I know one of the big arguments for this stockpiling behavior is the cost of raising a family. Granted, I have no experience there. The bitches aren’t so fussy about their kibble or treats. I get their food for about a dollar a pound. I’m sure that’s expensive to the coupon ladies, but Alli has a few allergies and the wrong food gave new meaning to “the shits.” My kitchen looked like, well, let’s just say there were shitty paw prints on the backdoor and it’s probably the closest thing I’ve ever experienced to ‘Nam. But back to the kid thing, I guess what I don’t understand is that no one ever said raising kids was cheap. And why feed these kids that you love all that cheap, processed crap? You’re feeding them cancer, heart disease, and obesity.
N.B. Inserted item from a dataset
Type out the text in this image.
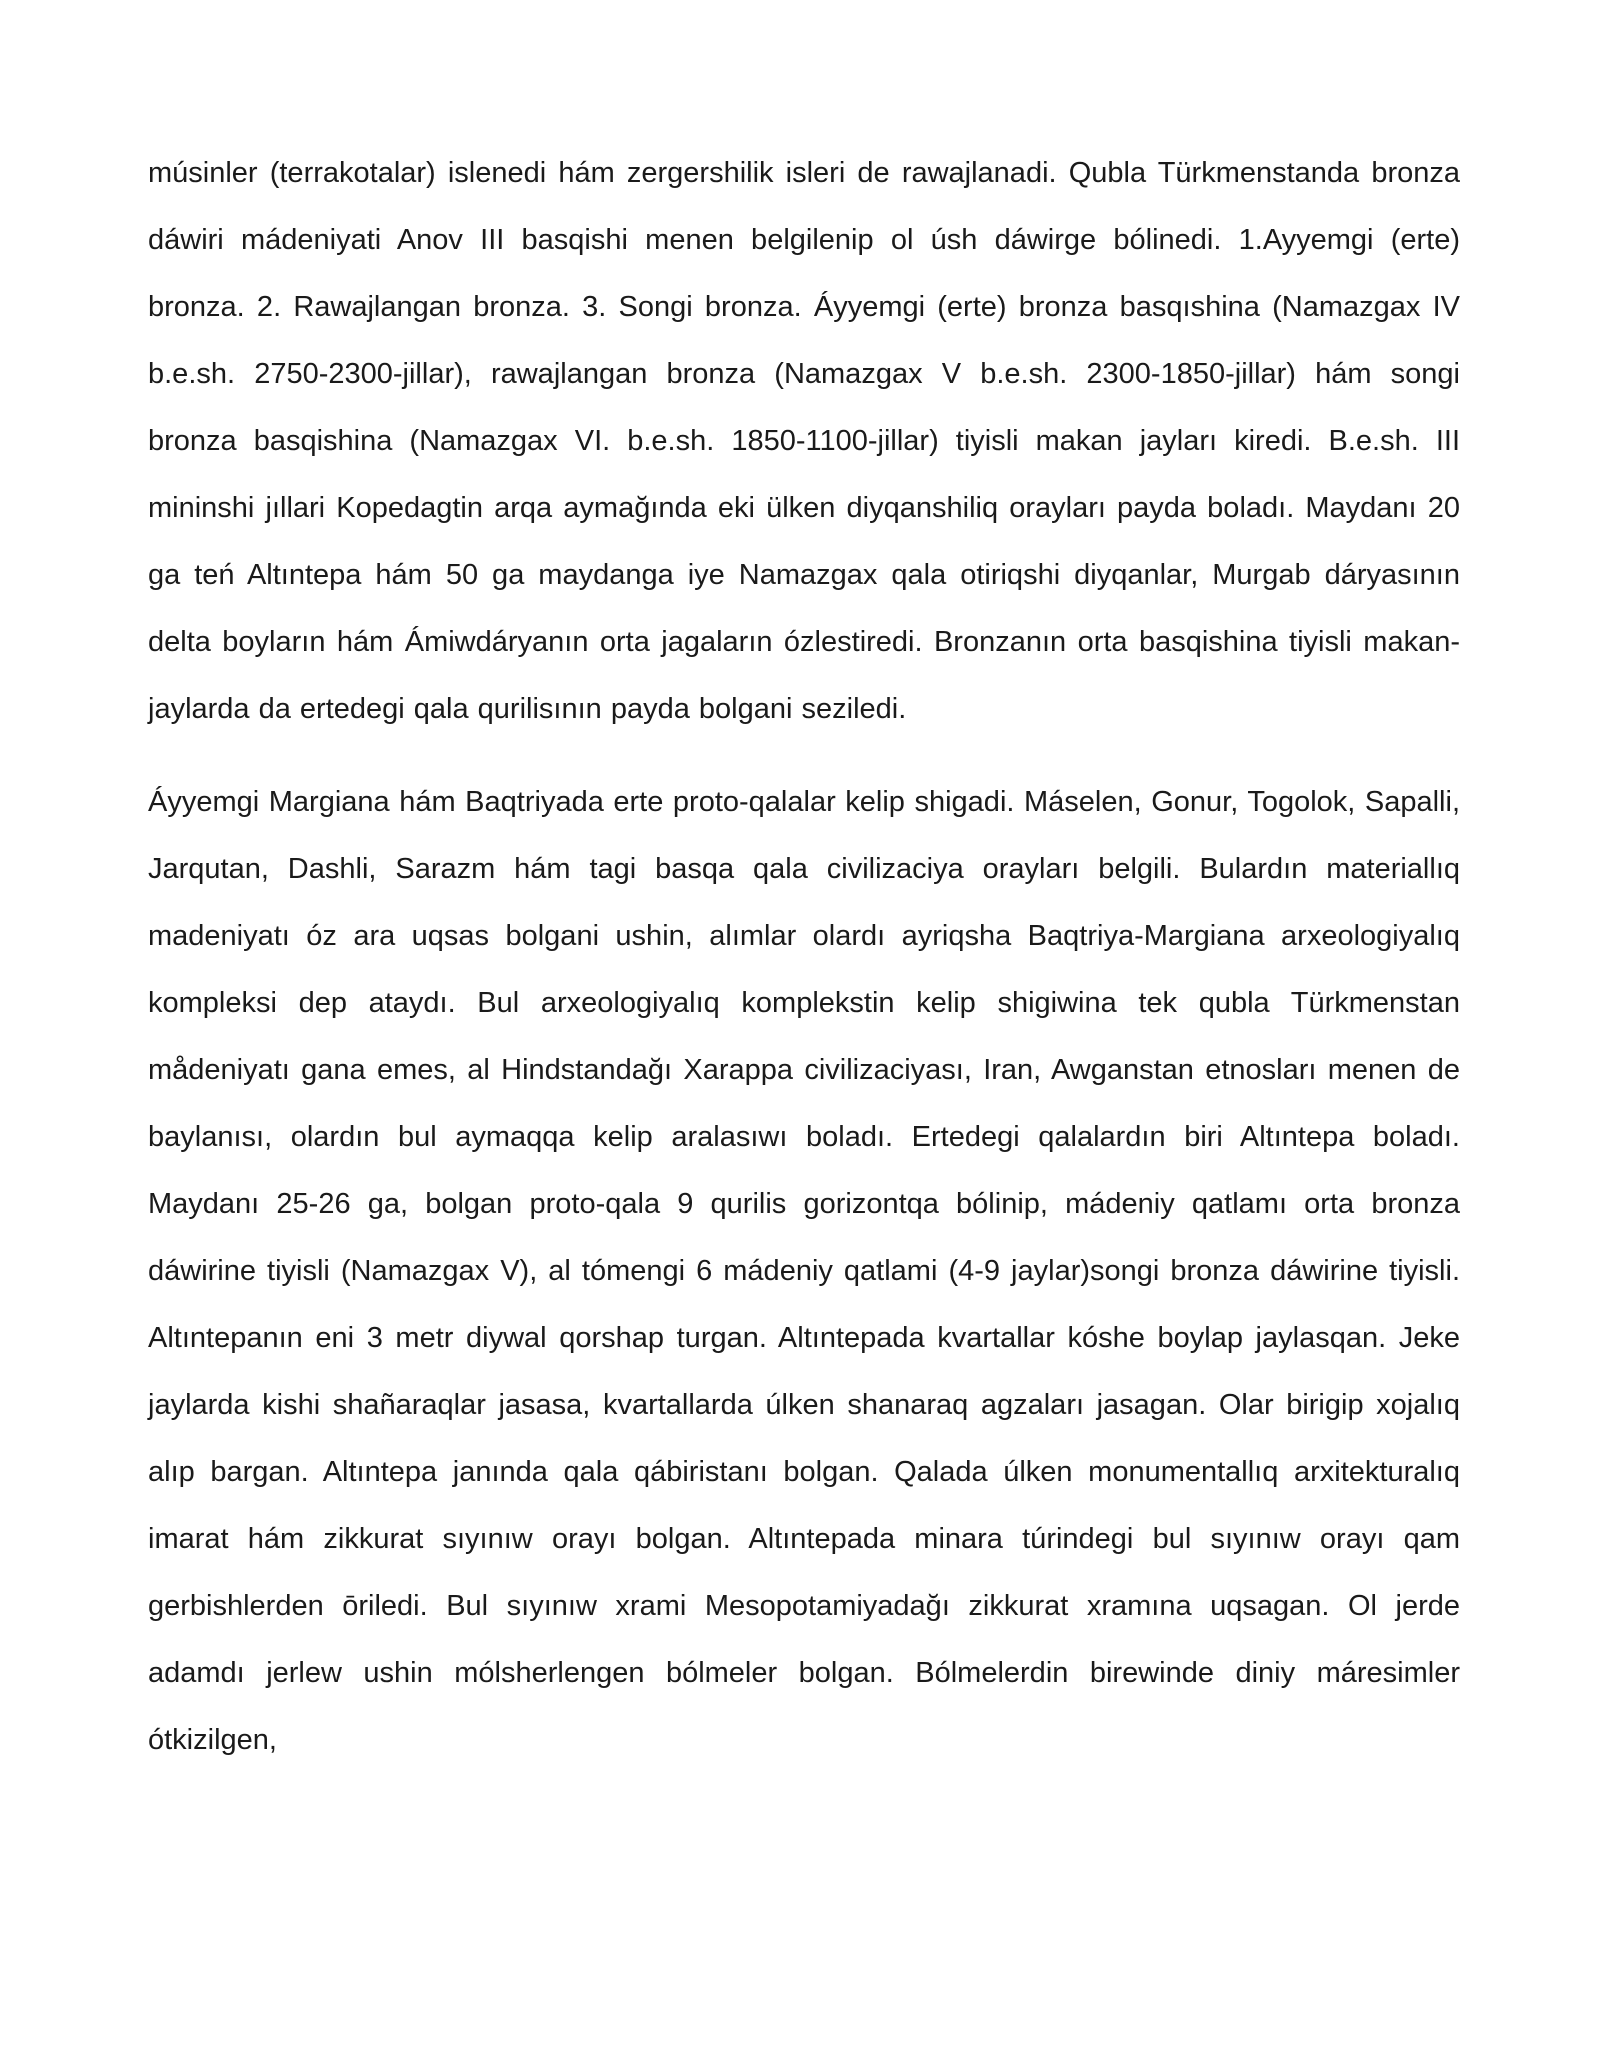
músinler (terrakotalar) islenedi hám zergershilik isleri de rawajlanadi. Qubla Türkmenstanda bronza dáwiri mádeniyati Anov III basqishi menen belgilenip ol úsh dáwirge bólinedi. 1.Ayyemgi (erte) bronza. 2. Rawajlangan bronza. 3. Songi bronza. Áyyemgi (erte) bronza basqıshina (Namazgax IV b.e.sh. 2750-2300-jillar), rawajlangan bronza (Namazgax V b.e.sh. 2300-1850-jillar) hám songi bronza basqishina (Namazgax VI. b.e.sh. 1850-1100-jillar) tiyisli makan jayları kiredi. B.e.sh. III mininshi jıllari Kopedagtin arqa aymağında eki ülken diyqanshiliq orayları payda boladı. Maydanı 20 ga teń Altıntepa hám 50 ga maydanga iye Namazgax qala otiriqshi diyqanlar, Murgab dáryasının delta boyların hám Ámiwdáryanın orta jagaların ózlestiredi. Bronzanın orta basqishina tiyisli makan- jaylarda da ertedegi qala qurilisının payda bolgani seziledi.

Áyyemgi Margiana hám Baqtriyada erte proto-qalalar kelip shigadi. Máselen, Gonur, Togolok, Sapalli, Jarqutan, Dashli, Sarazm hám tagi basqa qala civilizaciya orayları belgili. Bulardın materiallıq madeniyatı óz ara uqsas bolgani ushin, alımlar olardı ayriqsha Baqtriya-Margiana arxeologiyalıq kompleksi dep ataydı. Bul arxeologiyalıq komplekstin kelip shigiwina tek qubla Türkmenstan mådeniyatı gana emes, al Hindstandağı Xarappa civilizaciyası, Iran, Awganstan etnosları menen de baylanısı, olardın bul aymaqqa kelip aralasıwı boladı. Ertedegi qalalardın biri Altıntepa boladı. Maydanı 25-26 ga, bolgan proto-qala 9 qurilis gorizontqa bólinip, mádeniy qatlamı orta bronza dáwirine tiyisli (Namazgax V), al tómengi 6 mádeniy qatlami (4-9 jaylar)songi bronza dáwirine tiyisli. Altıntepanın eni 3 metr diywal qorshap turgan. Altıntepada kvartallar kóshe boylap jaylasqan. Jeke jaylarda kishi shañaraqlar jasasa, kvartallarda úlken shanaraq agzaları jasagan. Olar birigip xojalıq alıp bargan. Altıntepa janında qala qábiristanı bolgan. Qalada úlken monumentallıq arxitekturalıq imarat hám zikkurat sıyınıw orayı bolgan. Altıntepada minara túrindegi bul sıyınıw orayı qam gerbishlerden ōriledi. Bul sıyınıw xrami Mesopotamiyadağı zikkurat xramına uqsagan. Ol jerde adamdı jerlew ushin mólsherlengen bólmeler bolgan. Bólmelerdin birewinde diniy máresimler ótkizilgen,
I do wanna punch this Rebecca in the face for one thing. One of her amazing deals was on travel-sized shampoo. She bought 77 containers. What a fucking waste of plastic. I would like to know if she recycles all that plastic. And back at her compound, she even said it was often cheaper to buy new air fresheners instead of the refills. Could these chicks be half as concerned about saving the planet as they are about saving money?

I guess my idea of a super consumer is one who consumes as little as possible. All these ladies I see on the show drive vans and trucks and have houses large enough to store hundred and sometimes thousands of extra items. What a wasteful existence. It just seems like another example of putting stuff and money before people and when that’s out of balance, good luck finding a coupon for happiness.

Maybe I’m just full of myself, but I think the bitches would always put me first. And it’s bigger than the fact that I give them food and water. They stay right next to me when I’m sick. They lick my tears away when I’m sad. They tell me which people are trustworthy. And they’re the best running buddies I’ve ever had.